Id. at 349, 71 S.Ct. at 768.
Judge Simpson, speaking for this Court in Simmons, noted that Simmons’ complaint was “an effort to enlist a federal court in a campaign to achieve a more faithful application” of the Georgia statute in a single county. Johns-Manville has attempted exactly the same thing here. The remedy should be that adopted in Simmons:
We must assume that the Georgia court system is capable of enforcing Section 59 — 106 of the Georgia Code. As a matter of comity, the district court should have afforded the Georgia courts the opportunity to rectify alleged deviations from the requirements of Georgia law regarding the selection of traverse jurors in Long County. Sound principles of federalism dictate this result.
Simmons v. Jones, supra, 478 F.2d at 328.
We have spoken with disfavor in the past about a plaintiff attempting to
bring about that unseemly conflict between two sovereignties which the doctrines of comity and abstention are designed to avoid.
Glen Oaks Util., Inc. v. City of Houston, 5 Cir. 1960, 280 F.2d 330, 334. In such a situation, we have not hesitated to order abstention. Id. See Huffman v. Pursue Ltd., supra, - U.S. at -, 95 S.Ct. 1200; Romero v. Coldwell, 5 Cir. 1972, 455 F.2d 1163; Barrett v. Atlantic Richfield Co., 5 Cir. 1971, 444 F.2d 38.

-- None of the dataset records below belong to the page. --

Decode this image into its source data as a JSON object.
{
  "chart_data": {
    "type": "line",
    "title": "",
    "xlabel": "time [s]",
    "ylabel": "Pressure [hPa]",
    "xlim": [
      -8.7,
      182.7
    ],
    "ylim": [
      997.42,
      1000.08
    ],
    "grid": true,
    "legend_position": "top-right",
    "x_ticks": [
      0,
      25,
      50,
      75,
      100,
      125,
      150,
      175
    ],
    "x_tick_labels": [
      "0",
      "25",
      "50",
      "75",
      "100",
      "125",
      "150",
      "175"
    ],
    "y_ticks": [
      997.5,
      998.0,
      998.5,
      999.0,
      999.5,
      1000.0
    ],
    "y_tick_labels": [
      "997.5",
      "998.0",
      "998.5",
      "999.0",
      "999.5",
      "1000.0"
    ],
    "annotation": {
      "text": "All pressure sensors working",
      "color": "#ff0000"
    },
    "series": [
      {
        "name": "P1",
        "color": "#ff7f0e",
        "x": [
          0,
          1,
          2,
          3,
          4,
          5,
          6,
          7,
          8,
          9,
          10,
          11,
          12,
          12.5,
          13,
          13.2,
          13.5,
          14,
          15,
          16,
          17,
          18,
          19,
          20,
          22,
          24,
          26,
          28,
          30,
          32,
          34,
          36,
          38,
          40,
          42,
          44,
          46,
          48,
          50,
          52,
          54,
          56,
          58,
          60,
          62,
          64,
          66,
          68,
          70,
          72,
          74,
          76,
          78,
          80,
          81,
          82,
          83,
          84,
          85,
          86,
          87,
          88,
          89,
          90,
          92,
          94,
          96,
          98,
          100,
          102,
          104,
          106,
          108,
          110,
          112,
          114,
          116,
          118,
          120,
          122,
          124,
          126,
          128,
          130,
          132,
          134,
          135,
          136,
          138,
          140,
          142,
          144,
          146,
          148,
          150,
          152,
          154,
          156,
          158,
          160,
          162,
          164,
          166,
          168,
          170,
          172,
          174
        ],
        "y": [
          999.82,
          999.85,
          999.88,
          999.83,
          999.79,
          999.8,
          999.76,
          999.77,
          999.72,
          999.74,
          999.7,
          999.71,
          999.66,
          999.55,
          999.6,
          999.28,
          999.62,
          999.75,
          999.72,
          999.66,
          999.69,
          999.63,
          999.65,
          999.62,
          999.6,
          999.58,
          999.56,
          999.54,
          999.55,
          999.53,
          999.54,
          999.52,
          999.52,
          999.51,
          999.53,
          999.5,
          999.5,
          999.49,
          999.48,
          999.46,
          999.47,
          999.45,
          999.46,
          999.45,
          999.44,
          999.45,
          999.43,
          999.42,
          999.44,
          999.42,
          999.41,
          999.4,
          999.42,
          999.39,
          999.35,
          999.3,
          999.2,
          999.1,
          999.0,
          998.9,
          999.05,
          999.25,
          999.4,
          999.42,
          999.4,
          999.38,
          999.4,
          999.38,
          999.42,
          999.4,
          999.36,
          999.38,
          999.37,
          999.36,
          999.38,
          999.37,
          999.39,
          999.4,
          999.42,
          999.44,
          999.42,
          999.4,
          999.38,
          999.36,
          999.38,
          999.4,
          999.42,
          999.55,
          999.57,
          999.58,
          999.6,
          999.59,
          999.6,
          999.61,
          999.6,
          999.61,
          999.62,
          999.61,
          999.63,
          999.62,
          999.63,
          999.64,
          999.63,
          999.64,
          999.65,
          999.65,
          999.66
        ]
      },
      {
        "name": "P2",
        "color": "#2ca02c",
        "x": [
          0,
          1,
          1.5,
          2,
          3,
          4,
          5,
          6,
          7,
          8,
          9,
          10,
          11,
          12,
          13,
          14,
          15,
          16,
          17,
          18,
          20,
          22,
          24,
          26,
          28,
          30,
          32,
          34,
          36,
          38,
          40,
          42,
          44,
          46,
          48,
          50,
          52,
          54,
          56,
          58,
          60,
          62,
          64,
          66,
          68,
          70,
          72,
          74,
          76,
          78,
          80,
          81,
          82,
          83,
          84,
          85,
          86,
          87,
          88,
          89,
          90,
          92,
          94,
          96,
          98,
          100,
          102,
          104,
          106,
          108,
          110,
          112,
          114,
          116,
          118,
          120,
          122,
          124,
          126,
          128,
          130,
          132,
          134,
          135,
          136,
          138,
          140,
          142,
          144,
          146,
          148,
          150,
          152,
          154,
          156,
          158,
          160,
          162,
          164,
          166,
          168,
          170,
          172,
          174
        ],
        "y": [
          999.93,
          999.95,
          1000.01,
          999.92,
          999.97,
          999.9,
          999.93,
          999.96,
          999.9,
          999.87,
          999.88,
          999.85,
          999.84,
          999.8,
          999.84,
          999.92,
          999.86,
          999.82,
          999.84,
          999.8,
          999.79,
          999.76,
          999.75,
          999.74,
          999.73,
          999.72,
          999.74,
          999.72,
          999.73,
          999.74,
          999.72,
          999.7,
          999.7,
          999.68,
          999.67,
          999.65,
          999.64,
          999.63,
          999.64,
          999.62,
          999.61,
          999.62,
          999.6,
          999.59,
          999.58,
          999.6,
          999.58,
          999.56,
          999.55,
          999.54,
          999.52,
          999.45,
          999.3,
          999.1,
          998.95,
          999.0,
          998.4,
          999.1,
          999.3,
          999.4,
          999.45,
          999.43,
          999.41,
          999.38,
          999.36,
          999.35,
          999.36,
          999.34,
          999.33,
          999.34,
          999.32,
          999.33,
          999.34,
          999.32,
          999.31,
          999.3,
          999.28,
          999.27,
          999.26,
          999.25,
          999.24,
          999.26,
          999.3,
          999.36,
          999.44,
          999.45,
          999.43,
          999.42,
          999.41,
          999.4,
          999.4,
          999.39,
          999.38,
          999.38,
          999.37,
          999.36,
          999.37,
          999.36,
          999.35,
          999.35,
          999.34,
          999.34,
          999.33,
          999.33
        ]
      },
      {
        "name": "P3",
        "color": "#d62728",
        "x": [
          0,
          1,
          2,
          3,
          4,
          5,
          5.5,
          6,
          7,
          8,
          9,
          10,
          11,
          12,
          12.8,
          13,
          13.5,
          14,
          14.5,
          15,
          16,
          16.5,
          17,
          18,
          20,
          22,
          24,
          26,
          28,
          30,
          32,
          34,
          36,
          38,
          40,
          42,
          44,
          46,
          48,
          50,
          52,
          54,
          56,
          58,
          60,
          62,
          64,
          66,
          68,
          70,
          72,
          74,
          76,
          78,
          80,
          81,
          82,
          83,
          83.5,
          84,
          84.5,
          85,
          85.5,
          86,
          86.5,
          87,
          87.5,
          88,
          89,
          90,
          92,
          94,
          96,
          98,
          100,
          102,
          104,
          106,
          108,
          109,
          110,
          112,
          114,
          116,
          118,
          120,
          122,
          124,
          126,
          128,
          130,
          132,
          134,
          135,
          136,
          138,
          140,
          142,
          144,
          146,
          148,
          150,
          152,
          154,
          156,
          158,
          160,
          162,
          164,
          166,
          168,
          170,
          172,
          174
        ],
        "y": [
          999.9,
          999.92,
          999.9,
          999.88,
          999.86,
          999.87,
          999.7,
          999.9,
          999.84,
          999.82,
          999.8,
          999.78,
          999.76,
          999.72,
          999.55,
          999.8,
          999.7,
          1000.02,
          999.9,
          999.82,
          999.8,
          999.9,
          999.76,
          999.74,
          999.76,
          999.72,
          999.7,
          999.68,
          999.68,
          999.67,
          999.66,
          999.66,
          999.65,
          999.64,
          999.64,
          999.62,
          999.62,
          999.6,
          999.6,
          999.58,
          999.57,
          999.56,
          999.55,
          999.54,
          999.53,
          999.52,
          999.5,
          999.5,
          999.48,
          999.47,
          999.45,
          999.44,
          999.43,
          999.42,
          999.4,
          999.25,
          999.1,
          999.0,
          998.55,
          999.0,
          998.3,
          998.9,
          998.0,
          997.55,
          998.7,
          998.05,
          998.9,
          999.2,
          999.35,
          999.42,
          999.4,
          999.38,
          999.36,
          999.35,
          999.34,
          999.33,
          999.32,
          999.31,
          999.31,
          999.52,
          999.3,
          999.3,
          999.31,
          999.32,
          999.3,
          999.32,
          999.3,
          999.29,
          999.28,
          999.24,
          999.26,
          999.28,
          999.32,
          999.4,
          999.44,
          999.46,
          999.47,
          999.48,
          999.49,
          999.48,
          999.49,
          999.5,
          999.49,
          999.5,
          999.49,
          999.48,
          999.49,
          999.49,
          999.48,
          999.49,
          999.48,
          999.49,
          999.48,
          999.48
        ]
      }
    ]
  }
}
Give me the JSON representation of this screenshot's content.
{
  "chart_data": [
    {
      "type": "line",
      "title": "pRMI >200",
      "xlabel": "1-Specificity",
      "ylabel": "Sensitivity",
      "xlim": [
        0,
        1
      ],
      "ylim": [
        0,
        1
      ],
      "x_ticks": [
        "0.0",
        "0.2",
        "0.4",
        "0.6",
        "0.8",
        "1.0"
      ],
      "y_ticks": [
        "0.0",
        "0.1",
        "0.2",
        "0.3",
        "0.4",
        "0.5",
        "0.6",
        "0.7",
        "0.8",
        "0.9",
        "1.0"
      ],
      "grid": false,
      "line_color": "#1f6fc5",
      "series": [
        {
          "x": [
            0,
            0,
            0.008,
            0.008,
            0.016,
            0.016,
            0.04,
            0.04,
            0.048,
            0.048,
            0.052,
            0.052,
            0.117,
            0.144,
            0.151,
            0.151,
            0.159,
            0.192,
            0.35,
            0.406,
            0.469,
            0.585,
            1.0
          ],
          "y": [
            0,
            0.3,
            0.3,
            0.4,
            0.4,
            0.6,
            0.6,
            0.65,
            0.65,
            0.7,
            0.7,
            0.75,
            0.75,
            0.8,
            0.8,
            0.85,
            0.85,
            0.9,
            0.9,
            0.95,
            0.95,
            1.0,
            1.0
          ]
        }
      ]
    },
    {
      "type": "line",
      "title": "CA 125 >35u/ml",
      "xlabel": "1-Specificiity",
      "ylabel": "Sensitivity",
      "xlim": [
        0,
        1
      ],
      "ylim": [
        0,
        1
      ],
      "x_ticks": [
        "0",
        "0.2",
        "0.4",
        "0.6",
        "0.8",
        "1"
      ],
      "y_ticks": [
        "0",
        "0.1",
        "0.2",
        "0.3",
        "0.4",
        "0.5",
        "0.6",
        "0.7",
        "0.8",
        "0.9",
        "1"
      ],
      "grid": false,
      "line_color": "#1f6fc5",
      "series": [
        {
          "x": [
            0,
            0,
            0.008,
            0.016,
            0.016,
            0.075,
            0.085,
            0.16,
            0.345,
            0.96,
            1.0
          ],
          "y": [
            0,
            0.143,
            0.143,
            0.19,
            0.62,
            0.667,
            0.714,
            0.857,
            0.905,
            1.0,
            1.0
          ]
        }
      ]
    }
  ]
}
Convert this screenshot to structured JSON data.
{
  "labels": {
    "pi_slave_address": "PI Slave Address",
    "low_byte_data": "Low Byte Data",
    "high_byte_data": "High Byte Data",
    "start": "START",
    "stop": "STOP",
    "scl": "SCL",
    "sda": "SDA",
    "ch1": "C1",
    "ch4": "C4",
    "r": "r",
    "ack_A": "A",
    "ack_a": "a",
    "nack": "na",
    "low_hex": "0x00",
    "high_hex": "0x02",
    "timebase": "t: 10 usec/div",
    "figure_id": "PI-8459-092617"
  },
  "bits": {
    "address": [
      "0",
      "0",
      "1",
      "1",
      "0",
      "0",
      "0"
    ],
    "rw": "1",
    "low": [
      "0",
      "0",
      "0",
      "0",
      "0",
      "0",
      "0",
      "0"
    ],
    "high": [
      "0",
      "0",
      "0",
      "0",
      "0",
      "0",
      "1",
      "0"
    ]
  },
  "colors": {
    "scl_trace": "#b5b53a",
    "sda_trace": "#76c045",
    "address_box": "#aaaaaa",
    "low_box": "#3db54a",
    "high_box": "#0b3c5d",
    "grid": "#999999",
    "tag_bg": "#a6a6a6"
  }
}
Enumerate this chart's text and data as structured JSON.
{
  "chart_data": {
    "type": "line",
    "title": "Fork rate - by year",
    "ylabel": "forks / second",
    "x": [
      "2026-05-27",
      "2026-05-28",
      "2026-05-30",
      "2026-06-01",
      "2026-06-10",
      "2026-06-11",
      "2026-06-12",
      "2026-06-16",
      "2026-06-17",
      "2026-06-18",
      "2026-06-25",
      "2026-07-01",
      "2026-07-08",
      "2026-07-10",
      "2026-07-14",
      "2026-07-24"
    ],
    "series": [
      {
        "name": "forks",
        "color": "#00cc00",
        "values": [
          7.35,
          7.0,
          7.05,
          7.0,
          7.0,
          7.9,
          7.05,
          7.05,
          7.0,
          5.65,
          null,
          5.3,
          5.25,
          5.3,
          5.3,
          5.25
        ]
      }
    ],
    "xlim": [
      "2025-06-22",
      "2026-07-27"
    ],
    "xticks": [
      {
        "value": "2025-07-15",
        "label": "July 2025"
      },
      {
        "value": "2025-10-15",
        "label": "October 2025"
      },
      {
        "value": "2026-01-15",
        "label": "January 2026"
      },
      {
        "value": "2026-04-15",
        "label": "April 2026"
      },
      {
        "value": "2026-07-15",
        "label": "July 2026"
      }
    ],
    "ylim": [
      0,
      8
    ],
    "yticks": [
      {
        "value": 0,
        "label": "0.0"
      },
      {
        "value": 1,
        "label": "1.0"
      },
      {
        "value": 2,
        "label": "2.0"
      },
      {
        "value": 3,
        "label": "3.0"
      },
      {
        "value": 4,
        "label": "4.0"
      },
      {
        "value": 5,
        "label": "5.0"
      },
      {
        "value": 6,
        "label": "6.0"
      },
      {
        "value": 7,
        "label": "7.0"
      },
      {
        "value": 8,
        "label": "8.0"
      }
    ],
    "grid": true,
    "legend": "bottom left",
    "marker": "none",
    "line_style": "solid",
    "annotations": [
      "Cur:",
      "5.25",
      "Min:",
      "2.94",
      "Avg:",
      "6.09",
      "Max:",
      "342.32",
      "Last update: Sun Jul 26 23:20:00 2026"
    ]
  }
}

The same principles should operate here. The district court abstained on the ground that if the company’s contention is correct that the administrative decision was erroneous under Louisiana law, then “a decision on the constitutional question will be rendered unnecessary.” I am firmly convinced that the district court is correct. If we are to emphasize rather than to undermine the concept of federalism this is a classic case for the application of the abstention doctrine. I would affirm.